Berber Whiskey is the tea they drink in the South, and it gets stronger as you get closer to the desert. The Saharoui (from the word Sahara, which means just "desert" in Arabic) Berbers are very particular about their strong, black tea and speak Berber, not Darija, among themselves (my one word: "Yukhrim". It means "cold"). In one day in Ouarzazate we drank five seperate cups of tea, and I heard more proper FusHa than I have all year. Perhaps the hospitality has to do with a slower pace of life, the lethargic nomadic movement, the openness of the sky and abundance of the stars. The Quranic Arabic that they speak feels crumbly, like the shrines that pepper the horizon and the mountains of the anti-Atlas.

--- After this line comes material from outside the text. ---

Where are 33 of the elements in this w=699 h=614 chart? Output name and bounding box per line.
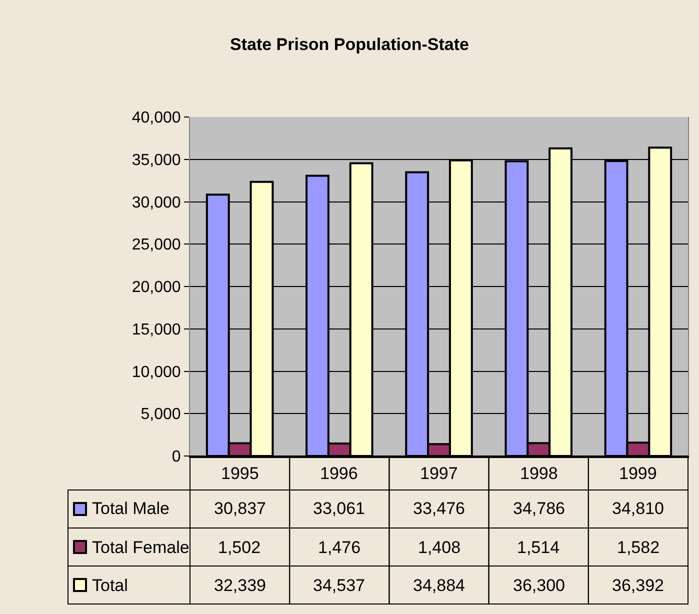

Walking through the kasbahs, visiting the co-ops with our (unpaid, and hew knew it) guide, we stumbled across the old synagogue of Ouarzazate. There are currently exactly 2 Jewish families living in the old Kasbah we were wandering, and the synagogue, of course, is more of an attraction than anything else, with fake Hebrew/Aramaic texts on display, weird-looking Hamzas on the wall where the ark probably once stood, and a huge Hannukiah who's function was explained to us by the most nervous, timid yet sweet Berber man I had yet met. His name is Hassan and he is the grandson of the last guard of the synagogue and had inherited the care of the building from his father, along with the loom or "Anwal", a word which he claims comes from the Hebrew (?), which he still toils over every day. I came to Ouarazazate - having left my travel blanket in Chefchaouen - with a mind to purchase a blanket that I could take with me for the rest of my travels/life. And I had found it. Hassan's "anwal"-made camel-hair creations were the lightest, most beautiful, multi-purpose coverttures (French!) I had ever laid eyes on. But it was Shabbat, so I told him we'd come back later.
We came back later -- at around 7pm. But Hassan wasn't there. So we asked some of the teenagers loitering outside to help us find him. One of them walked to the house of Hassan, the synagogue key-keeper. Turns out there are two Hassans. And no one knew where the second one - our one - was, so I spent the next night in the desert where it was super-"Yukhrim", wishing I had Hassan's blanket.